The holiday season is a time filled with deep emotion. Our physical reality is calling us to place our attention outward, externally. It is encouraging us to consume, to buy toys, gifts and present. To have enough money to give our loved ones a “good holiday”. I often ask “Where is the space for feeling my grief, my melancholy, and my longing” during this time. Most of us have all lost someone near and dear to us, we all will share this experience in time. There needs to be space to feel all of our emotions. To put down this mask that we’ve picked up to try and conceal our pain, hurt and longing. How do we integrate and embody our truth without feeling completely incapacitated? Without feeling the pressure to go against ourselves and put on a “happy face” for the sake of the holiday season and not wanting to make others feel uncomfortable. Let’s explore this together.

Art by myself, @visualheartmedicine via instagram
Losing Loved ones is inevitable
I’ve lost a lot this past year, a family friend, and my father. I have grieved so much this year not only through physical death but through the death of a experience, a friendship, a job and the list continues. This has affected the way I show up for others and my capacity to feel with them. My loved ones are always in my heart, never far. I catch myself wondering why they left when they did, and how they did. Questioning why Creator would have taken them from me at such a ripe and tender age. The thing is Life is not punishing you. Life is indifferent to who you are, the life you’ve lived and experiences you’ve accumulated. Things happen, death happens. Feeling emotions of grief, sadness, longing, desperation anger, and abandonment are all part of the process. Grief is such a profound gift because it means you have loved deeply. So deeply that you have now lost deeply. The wound is part of the gift. Don’t try to deny it or push it away. But how do we go on? How does life continue to move forward when mine has stopped completely?
The effect grief and longing has on the physical body
When we are suppressing our true emotions we are denying their existence. It is as if we are gaslighting ourselves, telling ourselves that our emotions are invalid, that what we experienced wasn’t impactful, and that it’s meaningless. Suppressing our truth and our emotions is one of the most unloving things we can do to ourselves. It is a form of self abandonment. This causes us to lose touch with our physical body and to live in the mind. What the mind suppresses the body expresses. We stop feeling, we dissociate from our bodies and become a living shell of a being. Our words loose luster and vitality and our bodies close and shut down. Grief and Longing specifically most often affect our upper extremities living most often in our chest, neck, shoulders and upper back. These suppressed emotions compile and condense into matter, when they were once etheric energy in motion. When we stop feeling them we become trapped and isolated in time, living in the past. This leads to chronic pain, and the retelling of old stories and narratives that caused us to become stuck. So how do we move through it?

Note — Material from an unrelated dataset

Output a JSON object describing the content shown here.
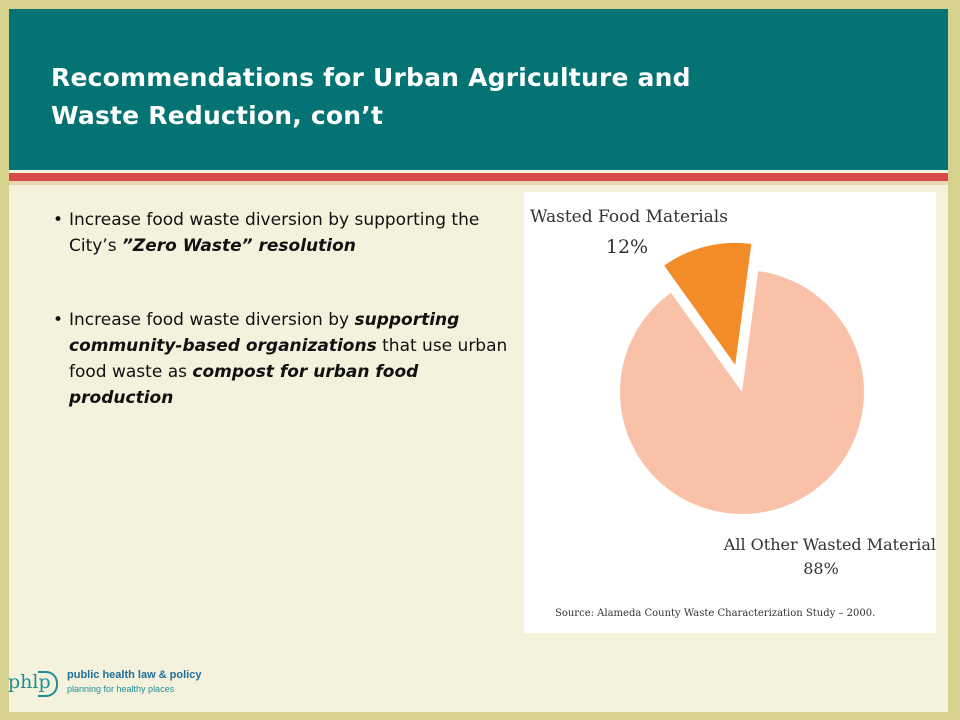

How to be with all of your emotions and not loose yourself
Know that you are not alone in your grief. You are never alone in your grief. Every heart on this hearth has been and will be touched by grief. It is what makes us Human. It is what makes us alive. Grief, longing and melancholy are all rational, acceptable human emotions. I find that there is comfort in remembering our innate connection with all of life. Knowing that we all feel grief even those of us who try to suppress it. Especially those who try to suppress it. If you are in the stage of denying yourself and invalidating your emotions know that there is no pressure to speed up the healing process, but do be aware and mindful that it is only going to prolong your experience of sitting with and integrating your pain. I invite you to carve out some time even 5 minutes a day to sit with all of you. All of your mess, all of your feelings of unworthiness, pity, inadequacy and grief. I invite you to feel all of it in your body as a physical sensation. Where do you notice these sensations? Ask yourself. Allow yourself to unfold, unravel and allow it to be as messy as it wants. Your body is wise. Do not try to psychoanalyze this process. Once you’ve had enough time to feel try turning towards a safe outlet. I like to journal and reflect on the experience. Everything that requires your time, all of your responsibilities will still be there I promise. You can give yourself 5 minutes of full presence.
Gentle offering for Connection
If you feel open enough you are very welcome to share in your process of your grieving journey in the comment section of this post. It is my intention to create a safe, loving and intentional container to hold all of us. There is no obligation and no resentment held if you don’t feel ready. This is a love offering from my heart to yours.
Song: Feel Jahnavi Harrison
Conclusion
We all grieve. We all feel deeply. To have loved is such a gift. Don’t pressure yourself to be okay during this holiday season or ever for that matter. Be confident in yourself and your process. Allow your body to express freely and be brave enough to feel deeply, to confront your emotions and to not hide from them and store them in your body. Be kind and gentle with yourself.